Apache Pulsar: Incorrect Authorization for Function Worker when using mTLS Authentication through Pulsar Proxy
Description
Incorrect Authorization vulnerability in Apache Software Foundation Apache Pulsar.
This issue affects Apache Pulsar: before 2.10.4, and 2.11.0.
When a client connects to the Pulsar Function Worker via the Pulsar Proxy where the Pulsar Proxy uses mTLS authentication to authenticate with the Pulsar Function Worker, the Pulsar Function Worker incorrectly performs authorization by using the Proxy's role for authorization instead of the client's role, which can lead to privilege escalation, especially if the proxy is configured with a superuser role.
The recommended mitigation for impacted users is to upgrade the Pulsar Function Worker to a patched version.
2.10 Pulsar Function Worker users should upgrade to at least 2.10.4. 2.11 Pulsar Function Worker users should upgrade to at least 2.11.1. 3.0 Pulsar Function Worker users are unaffected. Any users running the Pulsar Function Worker for 2.9.* and earlier should upgrade to one of the above patched versions.
AI Insight
LLM-synthesized narrative grounded in this CVE's description and references.

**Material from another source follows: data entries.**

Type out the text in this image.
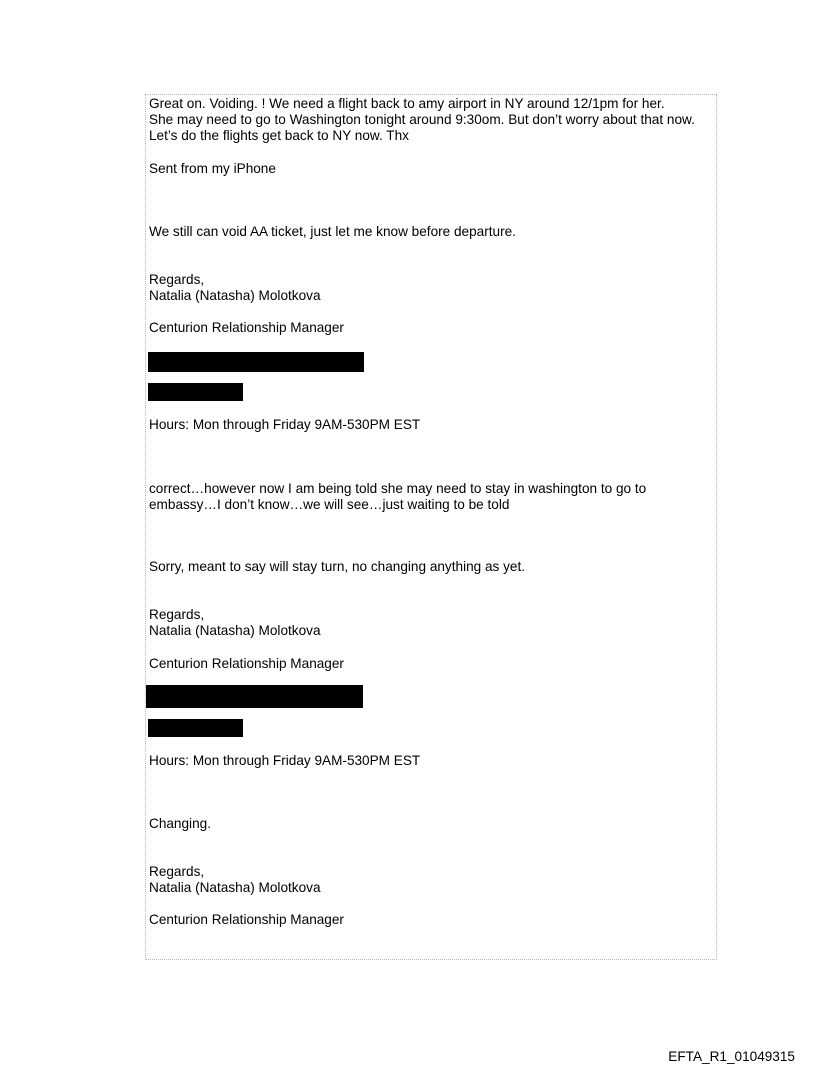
Great on. Voiding. ! We need a flight back to amy airport in NY around 12/1pm for her.
She may need to go to Washington tonight around 9:30om. But don’t worry about that now.
Let’s do the flights get back to NY now. Thx
Sent from my iPhone
We still can void AA ticket, just let me know before departure.
Regards,
Natalia (Natasha) Molotkova
Centurion Relationship Manager
Hours: Mon through Friday 9AM-530PM EST
correct…however now I am being told she may need to stay in washington to go to
embassy…I don’t know…we will see…just waiting to be told
Sorry, meant to say will stay turn, no changing anything as yet.
Regards,
Natalia (Natasha) Molotkova
Centurion Relationship Manager
Hours: Mon through Friday 9AM-530PM EST
Changing.
Regards,
Natalia (Natasha) Molotkova
Centurion Relationship Manager
EFTA_R1_01049315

Apache Pulsar Function Worker incorrectly authorizes client requests via mTLS proxy, using proxy's role instead of client's, leading to privilege escalation.
Vulnerability
Description
Incorrect authorization vulnerability in Apache Pulsar Function Worker occurs when a client connects via the Pulsar Proxy. When the proxy uses mTLS authentication with the Function Worker, the worker improperly uses the proxy's role for authorization instead of the client's actual role. This flaw affects Pulsar versions before 2.10.4 and 2.11.0 [2].
Exploitation
An attacker can exploit this by connecting to the Function Worker through the Pulsar Proxy configured with mTLS. The proxy authenticates to the worker, and the worker mistakenly inherits the proxy's privileges. If the proxy is assigned a superuser role, the client obtains unauthorized elevated permissions. No additional authentication bypass is needed beyond accessing the system via the proxy [2].
Impact
Successful exploitation leads to privilege escalation, allowing an attacker to perform actions beyond their intended authorization. This could include executing functions, accessing sensitive data, or performing administrative operations that the client should not be permitted [2].
Mitigation
The recommended mitigation is to upgrade the Pulsar Function Worker to patched versions: 2.10.4 or later, or 2.11.1 or later. Users on 2.9.* or earlier should upgrade to one of these versions. Pulsar 3.0 is unaffected [2]. The Apache Pulsar project provides the fix in the official repository [1].
AI Insight generated on May 20, 2026. Synthesized from this CVE's description and the cited reference URLs; citations are validated against the source bundle.
Affected packages
Versions sourced from the GitHub Security Advisory.
| Package | Affected versions | Patched versions |
|---|---|---|
org.apache.pulsar:pulsarMaven | < 2.10.4 | 2.10.4 |
org.apache.pulsar:pulsarMaven | >= 2.11.0, < 2.11.1 | 2.11.1 |
Affected products
3<2.10.4 || =2.11.0+ 1 more
- (no CPE)range: <2.10.4 || =2.11.0
- (no CPE)range: 0
Patches
0No patches discovered yet.
Vulnerability mechanics
AI mechanics synthesis has not run for this CVE yet.
References
3- github.com/advisories/GHSA-g9cv-v3v4-3h8rghsaADVISORY
- lists.apache.org/thread/v0gcvvxswr830314q4b1kybsfmcf3jf8ghsavendor-advisoryWEB
- nvd.nist.gov/vuln/detail/CVE-2023-30429ghsaADVISORY
News mentions
0No linked articles in our index yet.